Moving forward, we encounter the sums of $H_{n-1}/n$. A superficially(?) similar concept is hyperharmonic numbers, defined by $H_n^{(1)}=H_n$ and  $H_n^{(r)}=\sum_{i=1}^n H_n^{(r-1)}$ when $r\ge 2$. The formula by Conway and Guy (e.g., here) tells us that $r$ adds very little complexity:
$$H_n^{(r)} = \binom{n+r-1}{r-1}(H_{n+r-1}-H_{r-1}) \tag3$$
Unfortunately, $n$ in the denominator of $H_{n-1}/n$ does not allow the hyperharmonic numbers to appear, as far as I can tell.
$$\begin{align}f(n,4) & = \frac{1}{8n} \sum_{i=1}^{n-1}(i-7) + \frac{3}{4n}H_{n-1} + \frac{1}{2n}\sum_{i=1}^{n-1}\frac{H_{i-1}}{i} 
\\ &= \frac{n-15}{16} +\frac{7}{8n} + \frac{3}{4n}H_{n-1} + \frac{1}{2n}\sum_{i=1}^{n-1}\frac{H_{i-1}}{i}  \end{align} \tag4$$
In general, if we define $$H_n^{[r]}=\sum_{i=1}^{n-1}\frac{H_{i}^{[r-1]}}{i},\quad H_n^{[0]}=1 \tag5$$
then 
$$f(n,k) = \frac{n-(2^k-1)}{2^k} +\sum_{r=0}^{k-2} \frac{2^{k-r-1}-1}{2^{k-r-1}n}H_n^{[r]}    \tag6$$
where the corrector terms $H_n^{[r]}$ get increasingly expensive to compute.

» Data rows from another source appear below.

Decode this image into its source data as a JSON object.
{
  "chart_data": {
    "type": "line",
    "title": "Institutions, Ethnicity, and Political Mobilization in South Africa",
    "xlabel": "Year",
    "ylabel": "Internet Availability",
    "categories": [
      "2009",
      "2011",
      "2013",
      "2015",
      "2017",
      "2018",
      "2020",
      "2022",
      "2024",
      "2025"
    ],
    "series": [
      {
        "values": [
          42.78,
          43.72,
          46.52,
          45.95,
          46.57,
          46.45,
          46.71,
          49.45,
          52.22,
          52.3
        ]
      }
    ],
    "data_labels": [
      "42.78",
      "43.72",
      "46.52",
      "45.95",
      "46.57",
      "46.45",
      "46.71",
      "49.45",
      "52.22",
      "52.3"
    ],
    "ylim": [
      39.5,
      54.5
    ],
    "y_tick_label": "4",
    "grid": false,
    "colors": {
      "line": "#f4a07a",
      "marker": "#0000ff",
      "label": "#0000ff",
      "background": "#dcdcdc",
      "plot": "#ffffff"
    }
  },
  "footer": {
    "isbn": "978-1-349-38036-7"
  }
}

A: This solution is wrong.
$$f(n,1) = \dfrac{\sum_{i=0}^{n-1} f(i,0)}n = \dfrac{\sum_{i=0}^{n-1} i}n = \dfrac{n(n-1)}{2n} = \dfrac{n-1}2$$
$$f(n,2) = \dfrac{\sum_{i=0}^{n-1} f(i,1)}n = \dfrac{\sum_{i=0}^{n-1} (i-1)}{2n} = \dfrac{n(n-1)/2 - n}{2n} = \dfrac{(n-1)/2-1}2 = \dfrac{n-3}4$$
$$f(n,3) = \dfrac{\sum_{i=0}^{n-1} f(i,2)}n = \dfrac{\sum_{i=0}^{n-1} (i-3)}{4n} = \dfrac{n(n-1)/2 - 3n}{4n} = \dfrac{(n-1)/2-3}4 = \dfrac{n-7}8$$
Hence, in general, we can guess
$$f(n,k) = \dfrac{n-(2^k-1)}{2^k} = -1 + \dfrac{n+1}{2^k}$$
Once we have this prove that our guess is indeed true by induction.